Tijdens de eerste helft denk ik aan volgende woorden: kleurloos, effen, vlak, ondiep, maar de als steeds spitsvondige gesprekspartner vindt Hersch fantastisch. Hij herinnert me aan de vorige keer. Ook toen, beweert hij, vond ik Hersch slaapverwekkend.
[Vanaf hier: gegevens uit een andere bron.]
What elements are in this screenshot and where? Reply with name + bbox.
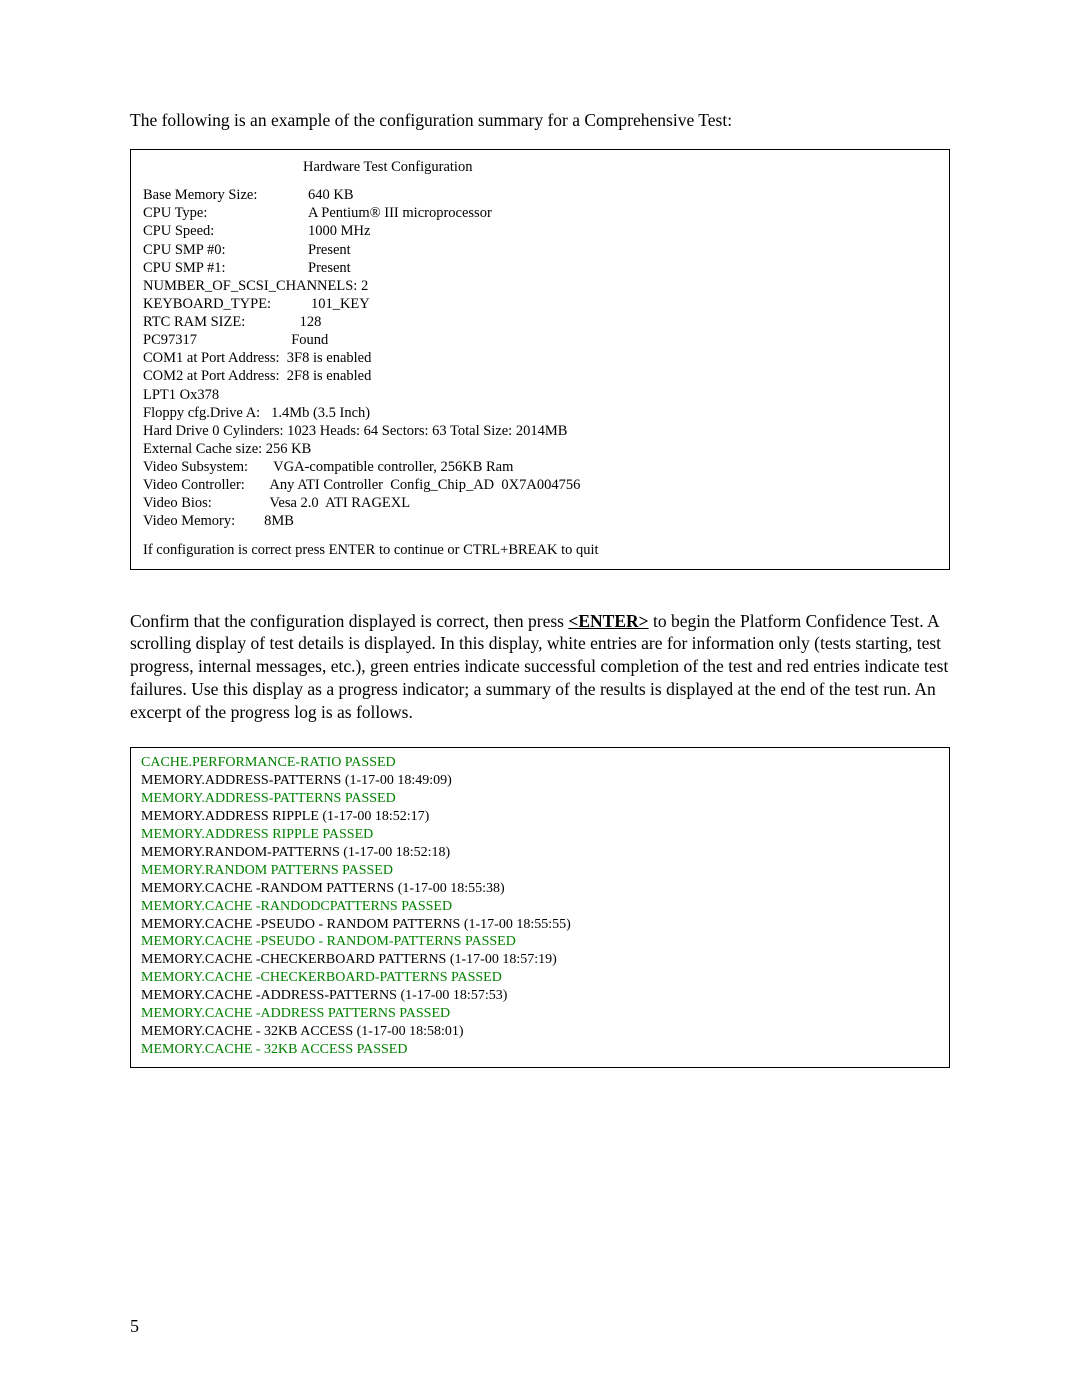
log-line: MEMORY.CACHE -ADDRESS-PATTERNS (1-17-00 … [141,987,939,1005]
log-line: MEMORY.ADDRESS-PATTERNS PASSED [141,790,939,808]
config-rows: Base Memory Size:640 KBCPU Type:A Pentiu… [143,186,937,277]
log-line: MEMORY.CACHE -CHECKERBOARD PATTERNS (1-1… [141,951,939,969]
log-line: MEMORY.CACHE -PSEUDO - RANDOM PATTERNS (… [141,916,939,934]
config-value: Present [308,242,351,258]
config-label: CPU SMP #0: [143,241,308,259]
log-box: CACHE.PERFORMANCE-RATIO PASSEDMEMORY.ADD… [130,747,950,1067]
config-value: A Pentium® III microprocessor [308,205,492,221]
config-line: KEYBOARD_TYPE: 101_KEY [143,295,937,313]
config-label: CPU Speed: [143,222,308,240]
config-row: CPU Speed:1000 MHz [143,222,937,240]
config-line: NUMBER_OF_SCSI_CHANNELS: 2 [143,277,937,295]
body-pre: Confirm that the configuration displayed… [130,611,568,631]
spacer [143,531,937,541]
config-label: CPU Type: [143,204,308,222]
config-line: COM2 at Port Address: 2F8 is enabled [143,367,937,385]
log-line: MEMORY.ADDRESS RIPPLE (1-17-00 18:52:17) [141,808,939,826]
log-line: MEMORY.ADDRESS RIPPLE PASSED [141,826,939,844]
config-row: CPU Type:A Pentium® III microprocessor [143,204,937,222]
config-line: PC97317 Found [143,331,937,349]
page: The following is an example of the confi… [0,0,1080,1397]
config-line: Floppy cfg.Drive A: 1.4Mb (3.5 Inch) [143,404,937,422]
config-title: Hardware Test Configuration [143,158,937,176]
config-row: CPU SMP #0:Present [143,241,937,259]
config-line: COM1 at Port Address: 3F8 is enabled [143,349,937,367]
config-line: Video Subsystem: VGA-compatible controll… [143,458,937,476]
enter-key: <ENTER> [568,611,648,631]
config-value: 1000 MHz [308,223,370,239]
config-line: LPT1 Ox378 [143,386,937,404]
config-line: RTC RAM SIZE: 128 [143,313,937,331]
log-line: MEMORY.CACHE - 32KB ACCESS (1-17-00 18:5… [141,1023,939,1041]
log-line: MEMORY.CACHE -RANDODCPATTERNS PASSED [141,898,939,916]
config-label: CPU SMP #1: [143,259,308,277]
log-line: MEMORY.CACHE -CHECKERBOARD-PATTERNS PASS… [141,969,939,987]
config-footer: If configuration is correct press ENTER … [143,541,937,559]
log-line: MEMORY.CACHE -RANDOM PATTERNS (1-17-00 1… [141,880,939,898]
page-number: 5 [130,1316,139,1337]
config-line: Video Bios: Vesa 2.0 ATI RAGEXL [143,494,937,512]
log-line: MEMORY.ADDRESS-PATTERNS (1-17-00 18:49:0… [141,772,939,790]
config-lines: NUMBER_OF_SCSI_CHANNELS: 2KEYBOARD_TYPE:… [143,277,937,531]
config-row: CPU SMP #1:Present [143,259,937,277]
intro-text: The following is an example of the confi… [130,110,950,131]
log-line: MEMORY.CACHE - 32KB ACCESS PASSED [141,1041,939,1059]
log-line: MEMORY.CACHE -ADDRESS PATTERNS PASSED [141,1005,939,1023]
config-value: 640 KB [308,187,354,203]
config-line: External Cache size: 256 KB [143,440,937,458]
config-value: Present [308,260,351,276]
config-box: Hardware Test Configuration Base Memory … [130,149,950,570]
log-line: CACHE.PERFORMANCE-RATIO PASSED [141,754,939,772]
config-line: Video Memory: 8MB [143,512,937,530]
config-label: Base Memory Size: [143,186,308,204]
body-paragraph: Confirm that the configuration displayed… [130,610,950,724]
log-line: MEMORY.CACHE -PSEUDO - RANDOM-PATTERNS P… [141,933,939,951]
log-line: MEMORY.RANDOM PATTERNS PASSED [141,862,939,880]
config-line: Video Controller: Any ATI Controller Con… [143,476,937,494]
log-line: MEMORY.RANDOM-PATTERNS (1-17-00 18:52:18… [141,844,939,862]
config-line: Hard Drive 0 Cylinders: 1023 Heads: 64 S… [143,422,937,440]
config-row: Base Memory Size:640 KB [143,186,937,204]
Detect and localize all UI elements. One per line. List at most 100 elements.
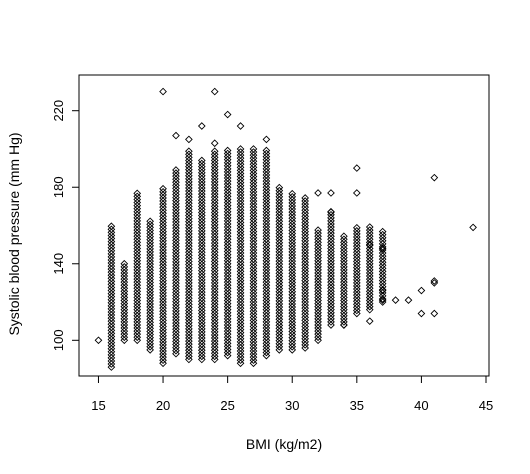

De set van Fred Hersch en Nico Gori begint met Lark, een hommage aan Kenny Wheeler, waarna het makke At The Close Of The Day volgt, wat Hersch introduceert als inspired by Walt Whitman. Ik hoor sporen van Ravel en Debussy en het luidkeels protest, ergens achterin de zaal, van een papieren handtas. Te vroeg applaudiseren, ook dat gebeurt. Het derde nummer heeft een stevig basso continuo. Het zou om een standard gaan. De glimmende zijkant van de piano heeft de benen van Nico Gori. Ook vier is een standard en het nummer dat daarop volgt een berceuse. Cerberus dommelt. Is 't aan de monotonie te wijten of aan een drukkende atmosfeer die op de gemoederen drukt? Ik geeuw, zak geeuwend in elkaar. Meneer niet wakker maken. Meneer slaapt.
De set eindigt met een frivole versie van Epistrophy. Oef. Geen moment te vroeg. Bijna was ik ook echt in slaap gevallen.
Künst macht frei Boven het podium staat het in gouden letters: KUNST VEREDELT.
Je bent er geweest voor je het besef gehad had kunnen hebben dat je er was en wat je je herinnert, is dat het antwoord geen antwoord was of, in het beste geval, dat de vraag onbeantwoord bleef.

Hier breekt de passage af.